About forty-five years ago I was dropped off in Fairmont, West Virginia by another Nittany Lion on his way to someplace I don’t remember. I was en route to visit my friend working her first teaching job in Elkins.
Never get into a car with a stranger. But I did. That young man driving me through some uninhabited areas from State College to Fairmont was someone I found on the bulletin board. I didn’t know him except he was another student. Or was he? He could have been anyone. He might have been a psychopathic serial killer. But here I still am.

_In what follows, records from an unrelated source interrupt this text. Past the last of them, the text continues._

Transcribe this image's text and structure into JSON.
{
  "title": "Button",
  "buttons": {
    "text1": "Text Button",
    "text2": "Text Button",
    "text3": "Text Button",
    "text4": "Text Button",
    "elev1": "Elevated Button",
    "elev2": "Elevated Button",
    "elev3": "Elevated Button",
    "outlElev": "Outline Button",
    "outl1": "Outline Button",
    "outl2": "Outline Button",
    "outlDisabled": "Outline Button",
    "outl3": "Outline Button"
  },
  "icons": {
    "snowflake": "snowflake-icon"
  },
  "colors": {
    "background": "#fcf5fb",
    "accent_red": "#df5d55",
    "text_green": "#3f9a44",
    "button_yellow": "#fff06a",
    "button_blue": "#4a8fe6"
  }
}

Today Boots was with me in the passenger’s seat. We drove there for an appointment at a friend-recommended veterinary hospital. The removal of a growth in her ear during the spay surgery in January didn’t eliminate her chronic ear infection. It’s back. That vet who did the surgery recommended us to a specialty hospital in Pittsburgh. When the woman scheduled the appointment, she gave me the rough estimates of costs. She was preparing me for sticker shock. I made the appointment but knew I wouldn’t be keeping it. I have a financial cut-off point that makes it tough to think it’s about money. Yet, it is often about money.
We arrived at the relatively new-looking building across from the Aquarium Lounge in Fairmont. Interesting. Perhaps this was the animal kingdom. The office was welcoming as we entered, though there was nothing really special about it. Except it was bright and well-lit. The young woman following me held a pigeon in her arms. My bird dog didn’t notice. That woman’s boss handed her the bird when she came into work and said, “Take it to the vet.” They took it from her and promised that if they couldn’t do something, a bird rescue in town would. It felt like we just might be at the right place.
Surgery is scheduled for next Wednesday. Hopefully, the least invasive procedure will be what is done, but it depends what the vet sees when Boots is sedated. The ear was too sensitive to get a good look without her being under. If the more serious surgery is necessary, it will leave her deaf in that ear. But the trade-off is to end her pain and need for medications that reduce but never cure. I made her decision. I’m not sure what she would want. I hope she would agree with my choice.